Haptic-integrated Clinical Pronunciation Research and Teaching
Sunday, August 19, 2012
A key to pronunciation exercise and practice persistence: perceived incremental progress
Clip art: Clker
Several earlier posts have referred to the use of "self determination theory" in exploring factors relating to exercise persistence. SDT (Deci & Ryan 1985) holds that four factors may combine in various settings to account for exercise persistence: (Professed) autonomy, relatedness (to group or institution), (program or group) support and (achieved or initial) competence. In a 2011 MA thesis by Martinez, which looked at physical exercise program persistence over the course of a semester, only the latter was shown to predict persistence, and that only in women, not men.
Clip art: Clker
There are no systematic studies that I am aware of in pronunciation instruction that look at (a) what kind of homework is prescribed in pronunciation instruction, (b) the effects of "homework persistence" or (c) personality characteristics or context support features which might support persistence in doing assigned pronunciation exercises and procedures outside of class. If we assume that (a) is important and that (b) is essential to success and that (c) is at least worth considering, then Martinez' research gives us an interesting clue, perhaps a place to start. Why would achieved competence appear to be the sole significant motivator of persistent exercise, and that only in women? Martinez' conclusion is that (probably) the course was structured so that participants could recognize incremental progress on an ongoing basis, week to week, and were thus motivated to keep going. (The men, apparently, were (predictably) not quite as attentive to the "details" of the work or the course, itself.)

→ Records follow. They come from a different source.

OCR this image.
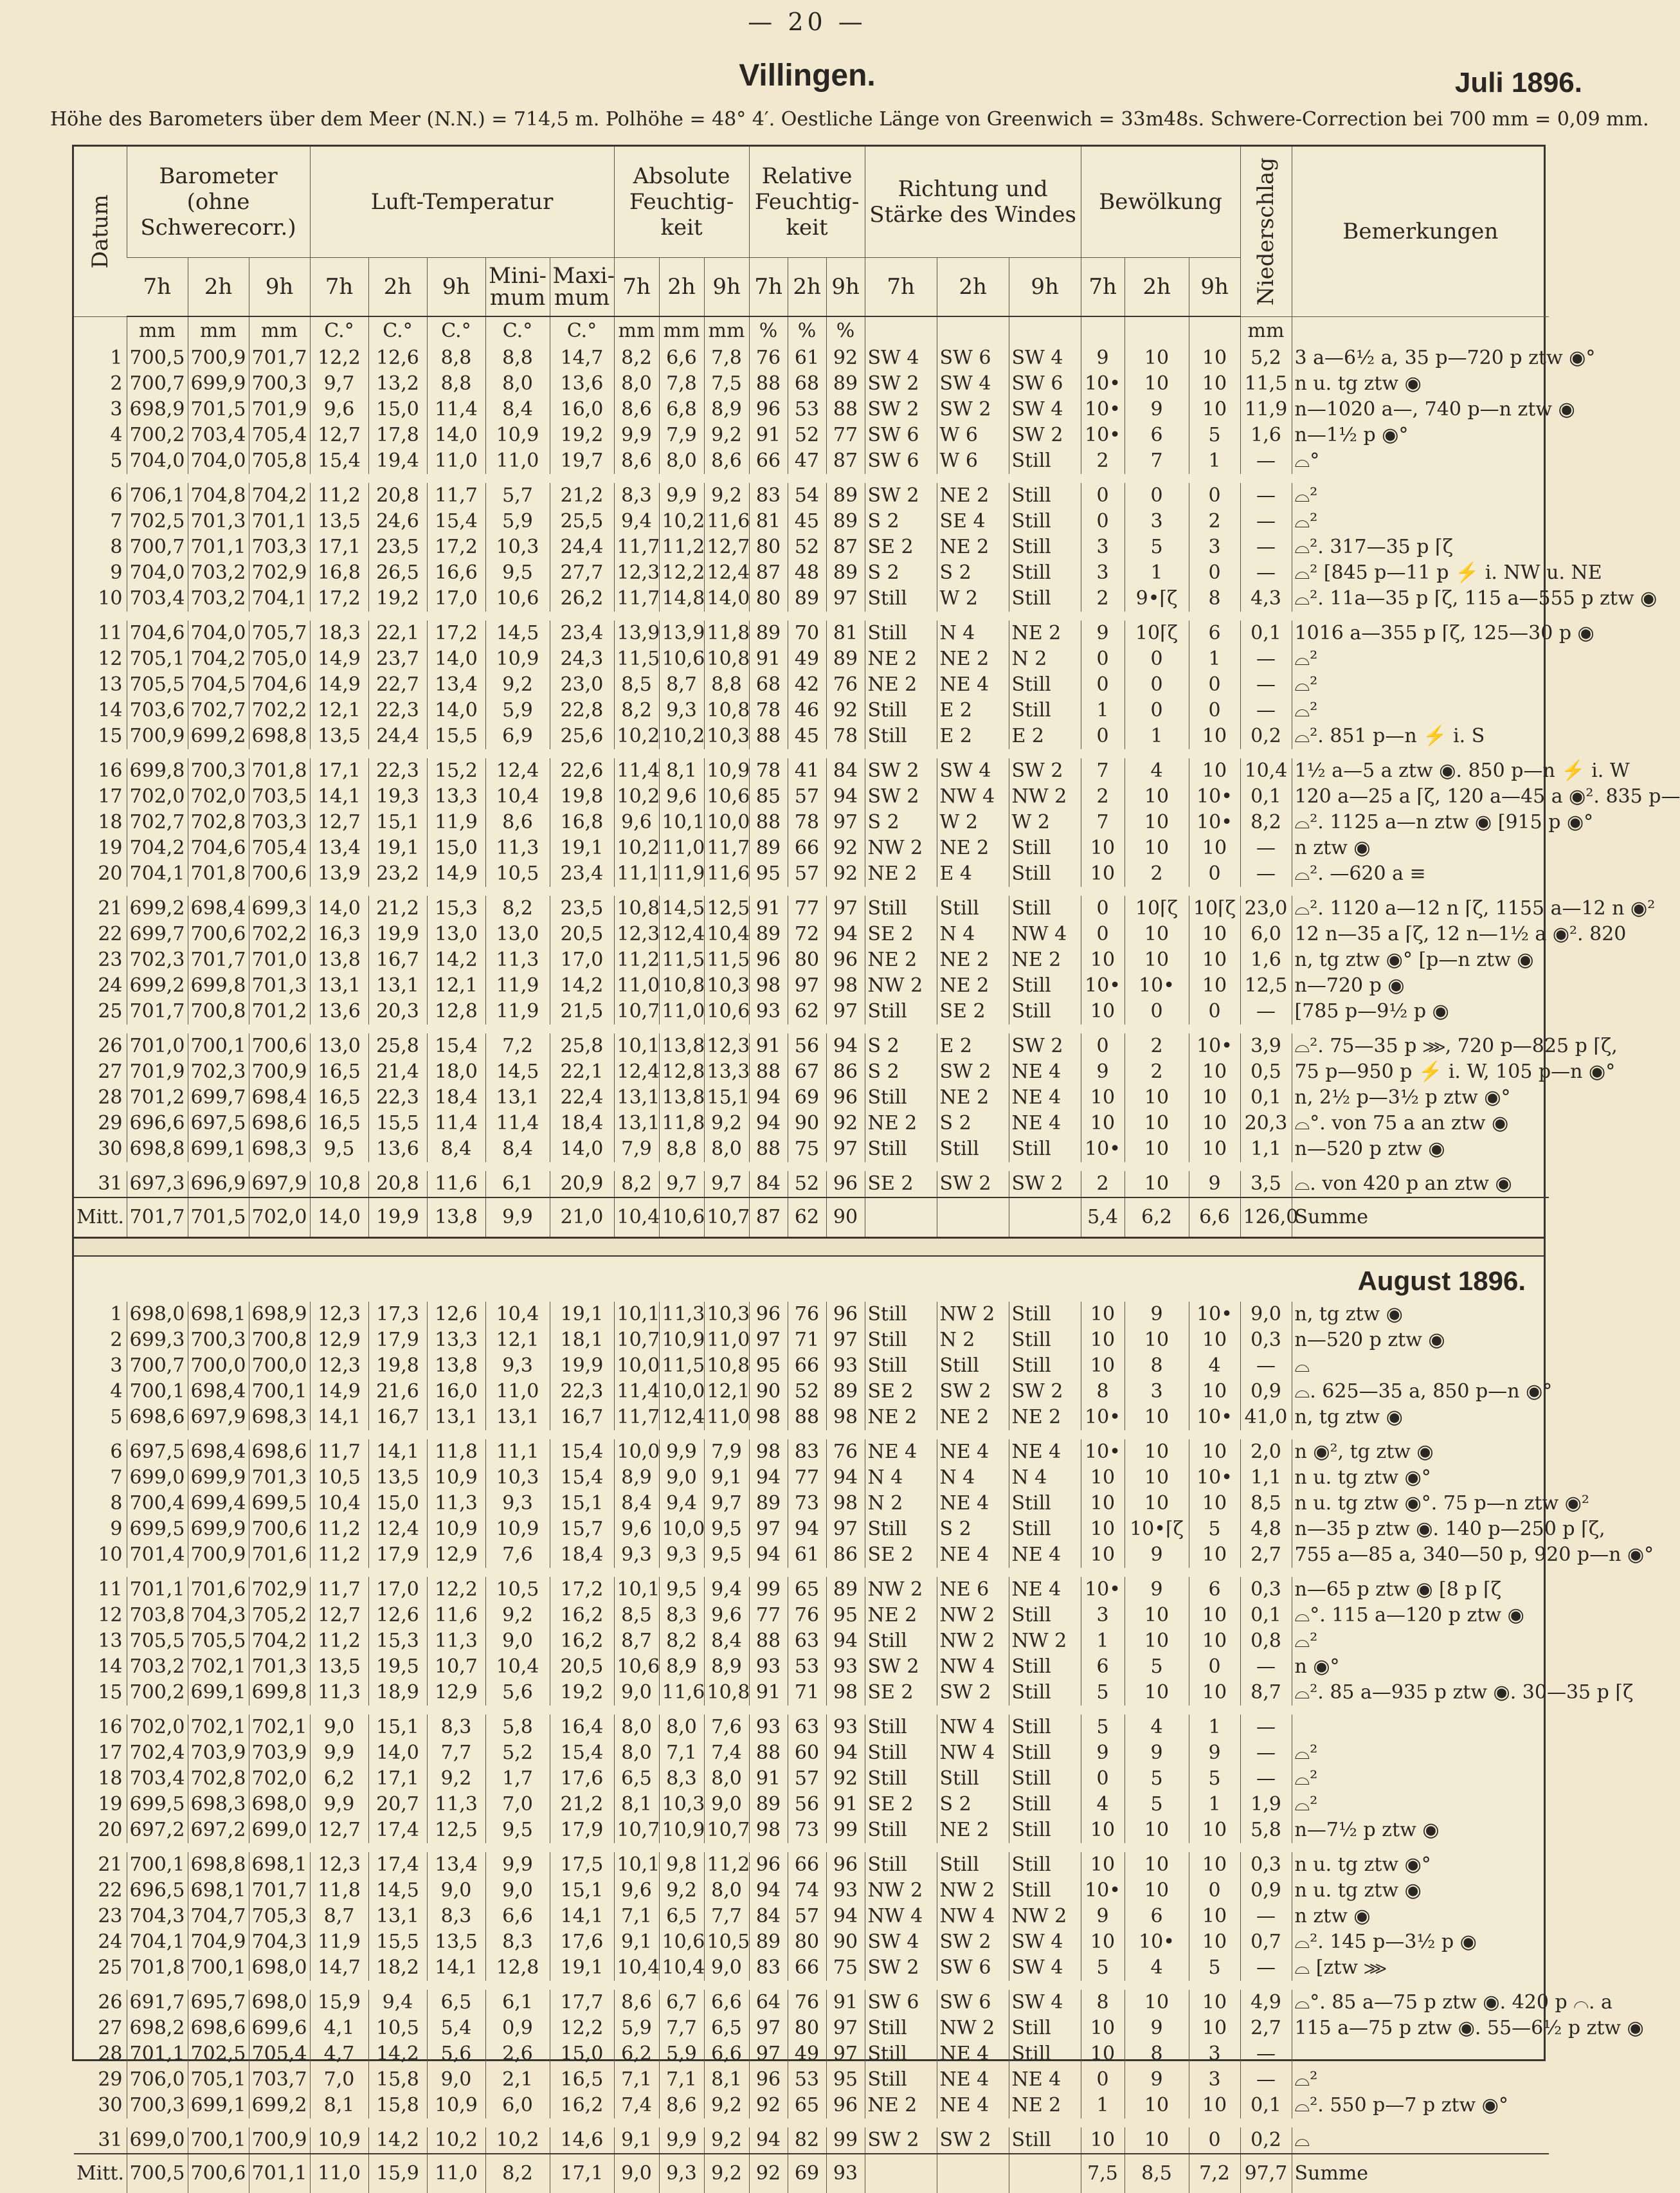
— 20 —
Villingen.	Juli 1896.
Höhe des Barometers über dem Meer (N.N.) = 714,5 m. Polhöhe = 48° 4′. Oestliche Länge von Greenwich = 33m48s. Schwere-Correction bei 700 mm = 0,09 mm.
Datum	Barometer (ohne Schwerecorr.)			Luft-Temperatur					Absolute Feuchtig- keit			Relative Feuchtig- keit			Richtung und Stärke des Windes			Bewölkung			Niederschlag	Bemerkungen
	7h	2h	9h	7h	2h	9h	Mini- mum	Maxi- mum	7h	2h	9h	7h	2h	9h	7h	2h	9h	7h	2h	9h		
	mm	mm	mm	C.°	C.°	C.°	C.°	C.°	mm	mm	mm	%	%	%							mm	
1	700,5	700,9	701,7	12,2	12,6	8,8	8,8	14,7	8,2	6,6	7,8	76	61	92	SW 4	SW 6	SW 4	9	10	10	5,2	3 a—6½ a, 35 p—720 p ztw ◉°
2	700,7	699,9	700,3	9,7	13,2	8,8	8,0	13,6	8,0	7,8	7,5	88	68	89	SW 2	SW 4	SW 6	10•	10	10	11,5	n u. tg ztw ◉
3	698,9	701,5	701,9	9,6	15,0	11,4	8,4	16,0	8,6	6,8	8,9	96	53	88	SW 2	SW 2	SW 4	10•	9	10	11,9	n—1020 a—, 740 p—n ztw ◉
4	700,2	703,4	705,4	12,7	17,8	14,0	10,9	19,2	9,9	7,9	9,2	91	52	77	SW 6	W 6	SW 2	10•	6	5	1,6	n—1½ p ◉°
5	704,0	704,0	705,8	15,4	19,4	11,0	11,0	19,7	8,6	8,0	8,6	66	47	87	SW 6	W 6	Still	2	7	1	—	⌓°
6	706,1	704,8	704,2	11,2	20,8	11,7	5,7	21,2	8,3	9,9	9,2	83	54	89	SW 2	NE 2	Still	0	0	0	—	⌓²
7	702,5	701,3	701,1	13,5	24,6	15,4	5,9	25,5	9,4	10,2	11,6	81	45	89	S 2	SE 4	Still	0	3	2	—	⌓²
8	700,7	701,1	703,3	17,1	23,5	17,2	10,3	24,4	11,7	11,2	12,7	80	52	87	SE 2	NE 2	Still	3	5	3	—	⌓². 317—35 p ⌈ζ
9	704,0	703,2	702,9	16,8	26,5	16,6	9,5	27,7	12,3	12,2	12,4	87	48	89	S 2	S 2	Still	3	1	0	—	⌓² [845 p—11 p ⚡ i. NW u. NE
10	703,4	703,2	704,1	17,2	19,2	17,0	10,6	26,2	11,7	14,8	14,0	80	89	97	Still	W 2	Still	2	9•⌈ζ	8	4,3	⌓². 11a—35 p ⌈ζ, 115 a—555 p ztw ◉
11	704,6	704,0	705,7	18,3	22,1	17,2	14,5	23,4	13,9	13,9	11,8	89	70	81	Still	N 4	NE 2	9	10⌈ζ	6	0,1	1016 a—355 p ⌈ζ, 125—30 p ◉
12	705,1	704,2	705,0	14,9	23,7	14,0	10,9	24,3	11,5	10,6	10,8	91	49	89	NE 2	NE 2	N 2	0	0	1	—	⌓²
13	705,5	704,5	704,6	14,9	22,7	13,4	9,2	23,0	8,5	8,7	8,8	68	42	76	NE 2	NE 4	Still	0	0	0	—	⌓²
14	703,6	702,7	702,2	12,1	22,3	14,0	5,9	22,8	8,2	9,3	10,8	78	46	92	Still	E 2	Still	1	0	0	—	⌓²
15	700,9	699,2	698,8	13,5	24,4	15,5	6,9	25,6	10,2	10,2	10,3	88	45	78	Still	E 2	E 2	0	1	10	0,2	⌓². 851 p—n ⚡ i. S
16	699,8	700,3	701,8	17,1	22,3	15,2	12,4	22,6	11,4	8,1	10,9	78	41	84	SW 2	SW 4	SW 2	7	4	10	10,4	1½ a—5 a ztw ◉. 850 p—n ⚡ i. W
17	702,0	702,0	703,5	14,1	19,3	13,3	10,4	19,8	10,2	9,6	10,6	85	57	94	SW 2	NW 4	NW 2	2	10	10•	0,1	120 a—25 a ⌈ζ, 120 a—45 a ◉². 835 p—
18	702,7	702,8	703,3	12,7	15,1	11,9	8,6	16,8	9,6	10,1	10,0	88	78	97	S 2	W 2	W 2	7	10	10•	8,2	⌓². 1125 a—n ztw ◉ [915 p ◉°
19	704,2	704,6	705,4	13,4	19,1	15,0	11,3	19,1	10,2	11,0	11,7	89	66	92	NW 2	NE 2	Still	10	10	10	—	n ztw ◉
20	704,1	701,8	700,6	13,9	23,2	14,9	10,5	23,4	11,1	11,9	11,6	95	57	92	NE 2	E 4	Still	10	2	0	—	⌓². —620 a ≡
21	699,2	698,4	699,3	14,0	21,2	15,3	8,2	23,5	10,8	14,5	12,5	91	77	97	Still	Still	Still	0	10⌈ζ	10⌈ζ	23,0	⌓². 1120 a—12 n ⌈ζ, 1155 a—12 n ◉²
22	699,7	700,6	702,2	16,3	19,9	13,0	13,0	20,5	12,3	12,4	10,4	89	72	94	SE 2	N 4	NW 4	0	10	10	6,0	12 n—35 a ⌈ζ, 12 n—1½ a ◉². 820
23	702,3	701,7	701,0	13,8	16,7	14,2	11,3	17,0	11,2	11,5	11,5	96	80	96	NE 2	NE 2	NE 2	10	10	10	1,6	n, tg ztw ◉° [p—n ztw ◉
24	699,2	699,8	701,3	13,1	13,1	12,1	11,9	14,2	11,0	10,8	10,3	98	97	98	NW 2	NE 2	Still	10•	10•	10	12,5	n—720 p ◉
25	701,7	700,8	701,2	13,6	20,3	12,8	11,9	21,5	10,7	11,0	10,6	93	62	97	Still	SE 2	Still	10	0	0	—	[785 p—9½ p ◉
26	701,0	700,1	700,6	13,0	25,8	15,4	7,2	25,8	10,1	13,8	12,3	91	56	94	S 2	E 2	SW 2	0	2	10•	3,9	⌓². 75—35 p ⋙, 720 p—825 p ⌈ζ,
27	701,9	702,3	700,9	16,5	21,4	18,0	14,5	22,1	12,4	12,8	13,3	88	67	86	S 2	SW 2	NE 4	9	2	10	0,5	75 p—950 p ⚡ i. W, 105 p—n ◉°
28	701,2	699,7	698,4	16,5	22,3	18,4	13,1	22,4	13,1	13,8	15,1	94	69	96	Still	NE 2	NE 4	10	10	10	0,1	n, 2½ p—3½ p ztw ◉°
29	696,6	697,5	698,6	16,5	15,5	11,4	11,4	18,4	13,1	11,8	9,2	94	90	92	NE 2	S 2	NE 4	10	10	10	20,3	⌓°. von 75 a an ztw ◉
30	698,8	699,1	698,3	9,5	13,6	8,4	8,4	14,0	7,9	8,8	8,0	88	75	97	Still	Still	Still	10•	10	10	1,1	n—520 p ztw ◉
31	697,3	696,9	697,9	10,8	20,8	11,6	6,1	20,9	8,2	9,7	9,7	84	52	96	SE 2	SW 2	SW 2	2	10	9	3,5	⌓. von 420 p an ztw ◉
Mitt.	701,7	701,5	702,0	14,0	19,9	13,8	9,9	21,0	10,4	10,6	10,7	87	62	90				5,4	6,2	6,6	126,0	Summe
August 1896.
1	698,0	698,1	698,9	12,3	17,3	12,6	10,4	19,1	10,1	11,3	10,3	96	76	96	Still	NW 2	Still	10	9	10•	9,0	n, tg ztw ◉
2	699,3	700,3	700,8	12,9	17,9	13,3	12,1	18,1	10,7	10,9	11,0	97	71	97	Still	N 2	Still	10	10	10	0,3	n—520 p ztw ◉
3	700,7	700,0	700,0	12,3	19,8	13,8	9,3	19,9	10,0	11,5	10,8	95	66	93	Still	Still	Still	10	8	4	—	⌓
4	700,1	698,4	700,1	14,9	21,6	16,0	11,0	22,3	11,4	10,0	12,1	90	52	89	SE 2	SW 2	SW 2	8	3	10	0,9	⌓. 625—35 a, 850 p—n ◉°
5	698,6	697,9	698,3	14,1	16,7	13,1	13,1	16,7	11,7	12,4	11,0	98	88	98	NE 2	NE 2	NE 2	10•	10	10•	41,0	n, tg ztw ◉
6	697,5	698,4	698,6	11,7	14,1	11,8	11,1	15,4	10,0	9,9	7,9	98	83	76	NE 4	NE 4	NE 4	10•	10	10	2,0	n ◉², tg ztw ◉
7	699,0	699,9	701,3	10,5	13,5	10,9	10,3	15,4	8,9	9,0	9,1	94	77	94	N 4	N 4	N 4	10	10	10•	1,1	n u. tg ztw ◉°
8	700,4	699,4	699,5	10,4	15,0	11,3	9,3	15,1	8,4	9,4	9,7	89	73	98	N 2	NE 4	Still	10	10	10	8,5	n u. tg ztw ◉°. 75 p—n ztw ◉²
9	699,5	699,9	700,6	11,2	12,4	10,9	10,9	15,7	9,6	10,0	9,5	97	94	97	Still	S 2	Still	10	10•⌈ζ	5	4,8	n—35 p ztw ◉. 140 p—250 p ⌈ζ,
10	701,4	700,9	701,6	11,2	17,9	12,9	7,6	18,4	9,3	9,3	9,5	94	61	86	SE 2	NE 4	NE 4	10	9	10	2,7	755 a—85 a, 340—50 p, 920 p—n ◉°
11	701,1	701,6	702,9	11,7	17,0	12,2	10,5	17,2	10,1	9,5	9,4	99	65	89	NW 2	NE 6	NE 4	10•	9	6	0,3	n—65 p ztw ◉ [8 p ⌈ζ
12	703,8	704,3	705,2	12,7	12,6	11,6	9,2	16,2	8,5	8,3	9,6	77	76	95	NE 2	NW 2	Still	3	10	10	0,1	⌓°. 115 a—120 p ztw ◉
13	705,5	705,5	704,2	11,2	15,3	11,3	9,0	16,2	8,7	8,2	8,4	88	63	94	Still	NW 2	NW 2	1	10	10	0,8	⌓²
14	703,2	702,1	701,3	13,5	19,5	10,7	10,4	20,5	10,6	8,9	8,9	93	53	93	SW 2	NW 4	Still	6	5	0	—	n ◉°
15	700,2	699,1	699,8	11,3	18,9	12,9	5,6	19,2	9,0	11,6	10,8	91	71	98	SE 2	SW 2	Still	5	10	10	8,7	⌓². 85 a—935 p ztw ◉. 30—35 p ⌈ζ
16	702,0	702,1	702,1	9,0	15,1	8,3	5,8	16,4	8,0	8,0	7,6	93	63	93	Still	NW 4	Still	5	4	1	—	
17	702,4	703,9	703,9	9,9	14,0	7,7	5,2	15,4	8,0	7,1	7,4	88	60	94	Still	NW 4	Still	9	9	9	—	⌓²
18	703,4	702,8	702,0	6,2	17,1	9,2	1,7	17,6	6,5	8,3	8,0	91	57	92	Still	Still	Still	0	5	5	—	⌓²
19	699,5	698,3	698,0	9,9	20,7	11,3	7,0	21,2	8,1	10,3	9,0	89	56	91	SE 2	S 2	Still	4	5	1	1,9	⌓²
20	697,2	697,2	699,0	12,7	17,4	12,5	9,5	17,9	10,7	10,9	10,7	98	73	99	Still	NE 2	Still	10	10	10	5,8	n—7½ p ztw ◉
21	700,1	698,8	698,1	12,3	17,4	13,4	9,9	17,5	10,1	9,8	11,2	96	66	96	Still	Still	Still	10	10	10	0,3	n u. tg ztw ◉°
22	696,5	698,1	701,7	11,8	14,5	9,0	9,0	15,1	9,6	9,2	8,0	94	74	93	NW 2	NW 2	Still	10•	10	0	0,9	n u. tg ztw ◉
23	704,3	704,7	705,3	8,7	13,1	8,3	6,6	14,1	7,1	6,5	7,7	84	57	94	NW 4	NW 4	NW 2	9	6	10	—	n ztw ◉
24	704,1	704,9	704,3	11,9	15,5	13,5	8,3	17,6	9,1	10,6	10,5	89	80	90	SW 4	SW 2	SW 4	10	10•	10	0,7	⌓². 145 p—3½ p ◉
25	701,8	700,1	698,0	14,7	18,2	14,1	12,8	19,1	10,4	10,4	9,0	83	66	75	SW 2	SW 6	SW 4	5	4	5	—	⌓ [ztw ⋙
26	691,7	695,7	698,0	15,9	9,4	6,5	6,1	17,7	8,6	6,7	6,6	64	76	91	SW 6	SW 6	SW 4	8	10	10	4,9	⌓°. 85 a—75 p ztw ◉. 420 p ⌒. a
27	698,2	698,6	699,6	4,1	10,5	5,4	0,9	12,2	5,9	7,7	6,5	97	80	97	Still	NW 2	Still	10	9	10	2,7	115 a—75 p ztw ◉. 55—6½ p ztw ◉
28	701,1	702,5	705,4	4,7	14,2	5,6	2,6	15,0	6,2	5,9	6,6	97	49	97	Still	NE 4	Still	10	8	3	—	
29	706,0	705,1	703,7	7,0	15,8	9,0	2,1	16,5	7,1	7,1	8,1	96	53	95	Still	NE 4	NE 4	0	9	3	—	⌓²
30	700,3	699,1	699,2	8,1	15,8	10,9	6,0	16,2	7,4	8,6	9,2	92	65	96	NE 2	NE 4	NE 2	1	10	10	0,1	⌓². 550 p—7 p ztw ◉°
31	699,0	700,1	700,9	10,9	14,2	10,2	10,2	14,6	9,1	9,9	9,2	94	82	99	SW 2	SW 2	Still	10	10	0	0,2	⌓
Mitt.	700,5	700,6	701,1	11,0	15,9	11,0	8,2	17,1	9,0	9,3	9,2	92	69	93				7,5	8,5	7,2	97,7	Summe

Designing physical exercise regimens of that kind seems, at least at face value, to be an easier job than managing pronunciation improvement. In haptic-integrated work, where consistent practice and developing precision of pedagogical movement pattern is tied to pronunciation accuracy, evidence of change and progress, in part because of the "physical" basis of the work, should be easier to both build in and (for both students and instructor) easier to perceive. (See earlier blogposts on "future pacing" and benchmarking trajectories.) Now that is progress.